The applicant purported to make a stand-alone application for subsidiary protection in Ireland in 2009. The Minister for Justice declined to determine it, on the basis that the applicant had not applied for and been refused a declaration of refugee status, which the Minister said was a condition precedent to his being eligible to apply for subsidiary protection under the EC (Eligibility for Protection) Regulations 2006, which implement Directive 2004/58/EC (the Qualification Directive) in Irish law.
The applicant issued judicial review proceedings seeking to quash the Minister’s decision. He lost in the High Court. On appeal to the Supreme Court, the issue between the parties was referred to the Court of Justice of the European Union (CJEU), in the form of the following question:-
“Does Council Directive 2004/83/EC interpreted in the light of the principle of good administration in the law of the European Union and in particular as provided for by Article 41 of the Charter of Fundamental Rights of the European Union, permit a member state to provide in its law that an application for subsidiary protection status can be considered only if the applicant has applied for and been refused refugee status in accordance with national law?”
The CJEU upheld the Minister’s interpretation of the law, rejecting the applicant’s contention that he was entitled to make a stand-alone application for subsidiary protection.

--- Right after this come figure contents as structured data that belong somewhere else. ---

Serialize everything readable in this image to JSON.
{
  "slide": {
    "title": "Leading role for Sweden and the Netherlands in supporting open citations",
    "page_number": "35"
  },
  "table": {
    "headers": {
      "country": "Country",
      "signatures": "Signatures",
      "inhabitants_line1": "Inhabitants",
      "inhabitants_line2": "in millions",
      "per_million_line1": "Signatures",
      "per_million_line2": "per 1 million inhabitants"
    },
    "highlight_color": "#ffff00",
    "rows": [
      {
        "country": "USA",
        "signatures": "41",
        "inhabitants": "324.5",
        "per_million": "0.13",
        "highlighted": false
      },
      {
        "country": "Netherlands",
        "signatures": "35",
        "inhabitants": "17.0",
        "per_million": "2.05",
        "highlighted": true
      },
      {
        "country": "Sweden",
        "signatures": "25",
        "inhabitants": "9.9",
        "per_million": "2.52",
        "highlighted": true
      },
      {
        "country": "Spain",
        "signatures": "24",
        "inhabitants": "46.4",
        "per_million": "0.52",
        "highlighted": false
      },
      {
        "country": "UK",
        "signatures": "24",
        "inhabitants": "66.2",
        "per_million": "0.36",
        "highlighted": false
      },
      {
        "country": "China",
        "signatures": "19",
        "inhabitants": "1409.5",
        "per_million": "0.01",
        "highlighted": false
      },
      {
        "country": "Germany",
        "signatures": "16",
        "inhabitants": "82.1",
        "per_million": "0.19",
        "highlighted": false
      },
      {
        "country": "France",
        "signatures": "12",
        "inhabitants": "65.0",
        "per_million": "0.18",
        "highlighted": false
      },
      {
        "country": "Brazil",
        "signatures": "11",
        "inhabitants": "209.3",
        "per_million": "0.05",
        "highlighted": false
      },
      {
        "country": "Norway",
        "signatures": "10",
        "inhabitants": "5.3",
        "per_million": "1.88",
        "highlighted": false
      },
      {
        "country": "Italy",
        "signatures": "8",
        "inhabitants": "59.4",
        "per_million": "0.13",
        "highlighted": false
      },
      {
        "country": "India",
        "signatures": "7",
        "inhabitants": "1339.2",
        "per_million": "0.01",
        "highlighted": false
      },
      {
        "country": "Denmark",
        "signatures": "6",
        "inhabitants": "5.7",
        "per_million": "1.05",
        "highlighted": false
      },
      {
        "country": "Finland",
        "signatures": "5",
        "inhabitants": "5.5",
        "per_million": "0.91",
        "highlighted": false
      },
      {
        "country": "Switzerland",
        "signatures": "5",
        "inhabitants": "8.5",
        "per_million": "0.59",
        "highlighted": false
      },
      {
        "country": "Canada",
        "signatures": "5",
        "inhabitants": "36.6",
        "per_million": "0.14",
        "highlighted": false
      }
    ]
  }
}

The CJEU emphasised that the Geneva Convention was recognised in the Qualification Directive as the cornerstone of international protection, and the complementary and secondary nature of the subsidiary protection put in place by that Directive. In the light of this, it held that an application for subsidiary protection should not, in principle, be considered before the competent authority has reached the conclusion that the person did not qualify for refugee status.
Accordingly, it held that the Qualification Directive did not preclude Irish national legislation which provided that the requirements for granting refugee status had to be considered before those relating to subsidiary protection.
The CJEU also held that the procedural rule which required the applicant to exhaust the refugee determination process before becoming entitled to have his subsidiary protection application considered, was not precluded by other rules of EU law. It agreed with the Minister that, in the absence of EU rules concerning the procedural requirements attaching to the examination of an application for subsidiary protection, the Member States remained competent, in accordance with the principle of procedural autonomy, to determine those requirements. It also held that the procedural rule at issue between the parties was not at odds with the right to good administration.
Finally, the CJEU held that it should be possible to submit an application for refugee status and an application for subsidiary protection at the same.
The CJEU therefore held that the Qualification Directive did not preclude the Regulations of 2006 from providing that an application for refugee status had to be rejected in order for the subject of it to become eligible to apply for subsidiary protection.